Accepted for/Published in: Journal of Medical Internet Research
Date Submitted: Mar 14, 2023
Date Accepted: Feb 27, 2024
Warning: This is an author submission that is not peer-reviewed or edited. Preprints - unless they show as "accepted" - should not be relied on to guide clinical practice or health-related behavior and should not be reported in news media as established information.

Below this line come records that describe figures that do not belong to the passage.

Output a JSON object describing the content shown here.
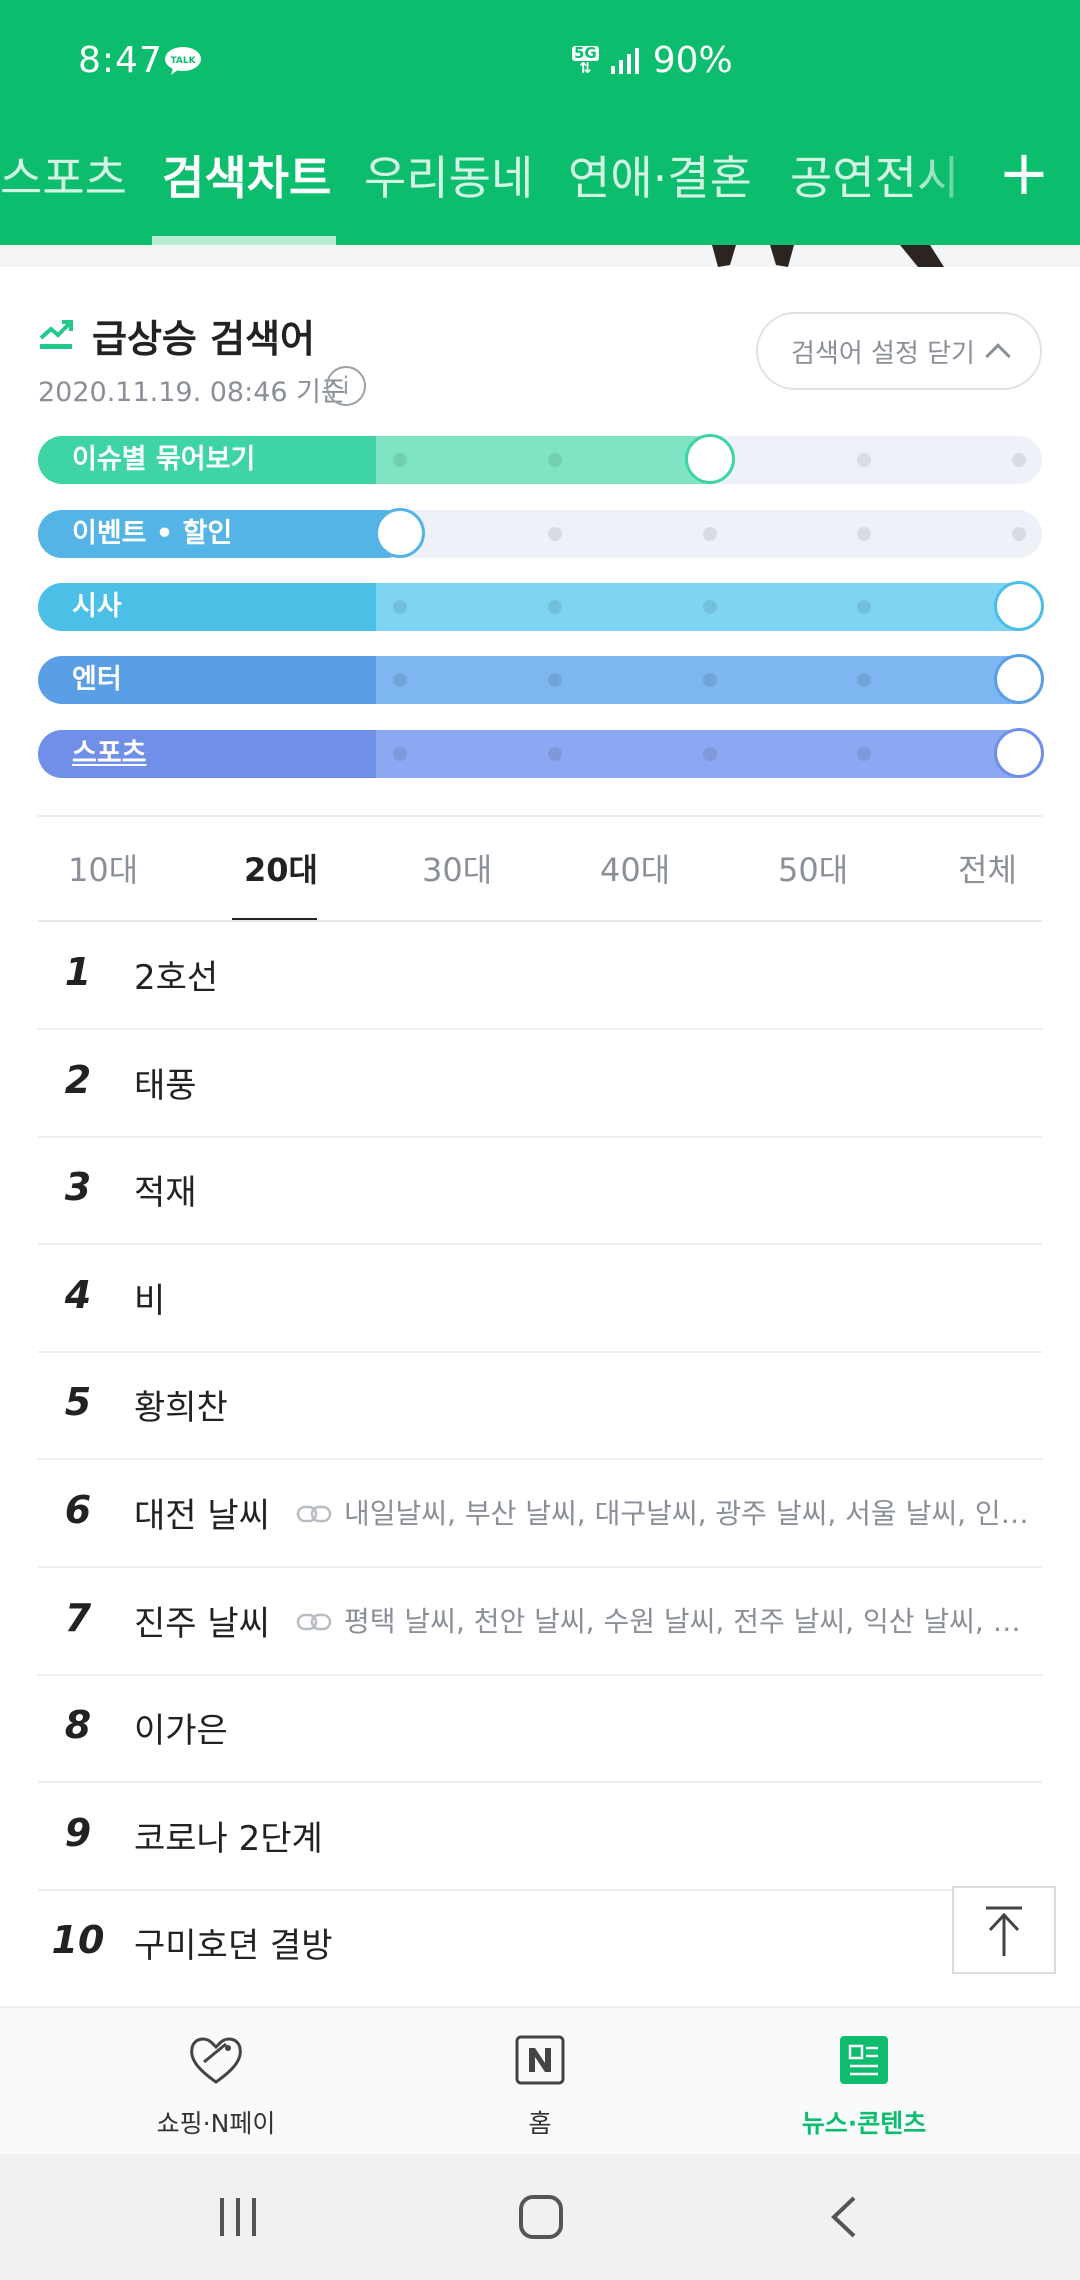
{
  "status_bar": {
    "time": "8:47",
    "talk_badge": "TALK",
    "network": "5G",
    "battery": "90%"
  },
  "tabs": [
    {
      "label": "스포츠",
      "active": false
    },
    {
      "label": "검색차트",
      "active": true
    },
    {
      "label": "우리동네",
      "active": false
    },
    {
      "label": "연애·결혼",
      "active": false
    },
    {
      "label": "공연전시",
      "active": false
    }
  ],
  "add_tab": "+",
  "card": {
    "title": "급상승 검색어",
    "date": "2020.11.19. 08:46 기준",
    "info": "i",
    "close_settings_label": "검색어 설정 닫기"
  },
  "filters": [
    {
      "label": "이슈별 묶어보기",
      "level": 2,
      "max": 5,
      "color": "#3fd4a6",
      "soft": "#7fe4c4"
    },
    {
      "label": "이벤트 • 할인",
      "level": 0,
      "max": 5,
      "color": "#55b4e6",
      "soft": "#8dd0f3"
    },
    {
      "label": "시사",
      "level": 4,
      "max": 5,
      "color": "#4bbfe6",
      "soft": "#7fd4f3"
    },
    {
      "label": "엔터",
      "level": 4,
      "max": 5,
      "color": "#5a9fe6",
      "soft": "#7db6f0"
    },
    {
      "label": "스포츠",
      "level": 4,
      "max": 5,
      "color": "#6f8fe8",
      "soft": "#8ca8f2"
    }
  ],
  "age_tabs": [
    {
      "label": "10대",
      "active": false
    },
    {
      "label": "20대",
      "active": true
    },
    {
      "label": "30대",
      "active": false
    },
    {
      "label": "40대",
      "active": false
    },
    {
      "label": "50대",
      "active": false
    },
    {
      "label": "전체",
      "active": false
    }
  ],
  "ranking": [
    {
      "rank": "1",
      "keyword": "2호선",
      "related": ""
    },
    {
      "rank": "2",
      "keyword": "태풍",
      "related": ""
    },
    {
      "rank": "3",
      "keyword": "적재",
      "related": ""
    },
    {
      "rank": "4",
      "keyword": "비",
      "related": ""
    },
    {
      "rank": "5",
      "keyword": "황희찬",
      "related": ""
    },
    {
      "rank": "6",
      "keyword": "대전 날씨",
      "related": "내일날씨, 부산 날씨, 대구날씨, 광주 날씨, 서울 날씨, 인천 날씨"
    },
    {
      "rank": "7",
      "keyword": "진주 날씨",
      "related": "평택 날씨, 천안 날씨, 수원 날씨, 전주 날씨, 익산 날씨, 안산 날씨"
    },
    {
      "rank": "8",
      "keyword": "이가은",
      "related": ""
    },
    {
      "rank": "9",
      "keyword": "코로나 2단계",
      "related": ""
    },
    {
      "rank": "10",
      "keyword": "구미호뎐 결방",
      "related": ""
    }
  ],
  "bottom_nav": [
    {
      "label": "쇼핑·N페이",
      "icon": "heart-tag-icon",
      "active": false
    },
    {
      "label": "홈",
      "icon": "naver-n-icon",
      "active": false
    },
    {
      "label": "뉴스·콘텐츠",
      "icon": "news-icon",
      "active": true
    }
  ],
  "colors": {
    "brand_green": "#0dbd6e",
    "text_dark": "#222222",
    "text_muted": "#8a8f98"
  }
}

Digital Practice – A Blessing and a Curse: a qualitative study with an emphasis on patients’ experience with digitalisation in the healthcare system
ABSTRACT
Background:
Digitalisation of public sectors and health sectors worldwide are fundamentally changing health systems. With implementation of digital health services in health institutions a focus on digital health literacy and use of electronic patient reported outcome (ePRO) tools have become more evident. In Denmark public institutions are using digital tools for different purposes aiming to create a universal public digital sector for everyone. However, this digitalisation risk further marginalisation of disadvantaged citizens. Therefore, more knowledge is needed about citizens’ and patients’ digital practices and experiences with digital health services.
Objective:
This study aims to examine experiences with public digital health services from the perspective of patients and citizens with the aim of gaining insight into and a deeper understanding of how digital health services and ePRO tools are experienced.
Methods:
We used a qualitative design and took a hermeneutic approach as the point of departure. Semi-structured interviews were recorded in person or on the phone in the autumn of 2022. A total 36 citizens participated and 31 of these were hospitalised or formerly hospitalised patients in a department of neurology in a hospital in Denmark. The text from each transcribed interview was analysed using manifest content analysis, as described by Granenheim and Lundmann.
Results:
The analysis provided insights into five different categories connected to the overall use of digital tools and ePRO in healthcare systems: social resources as a digital lifeline; possessing the necessary capabilities; big feelings as facilitators or barriers; life without digital tools; answering PRO for the sake of others. Our findings showed digital tools were experienced differently, and specific conditions were important for the possibility of digital practice, including having access to social resources; possessing physical, cognitive, and communicative capabilities; feeling motivated, secure, and comfortable; and understanding purposes behind digital services. Participants who lived up to these prerequisites had positive experiences using digital tools in the healthcare system, while others who did not, experienced challenges and in some cases felt left out.
Conclusions:
Experiences with digital tools and digital health services are complex and multifaceted. Engagement in digital practices for the examined population require access to continuous assistance from own social network. If patients do not meet requirements digital health services can be experienced as excluding and a source of concern. Physical, cognitive, and communicative difficulties might make it impossible to use digital tools or create more challenges. Answering ePRO questionaries may require assistance and clear communication of purposes. To make sure digitalisation do not create inequality in health it is necessary for health intuitions to be aware of differences in digital health literacy, and to focus on simplifying communication with patients and next of kin, as well as finding flexible solutions for the disadvantaged.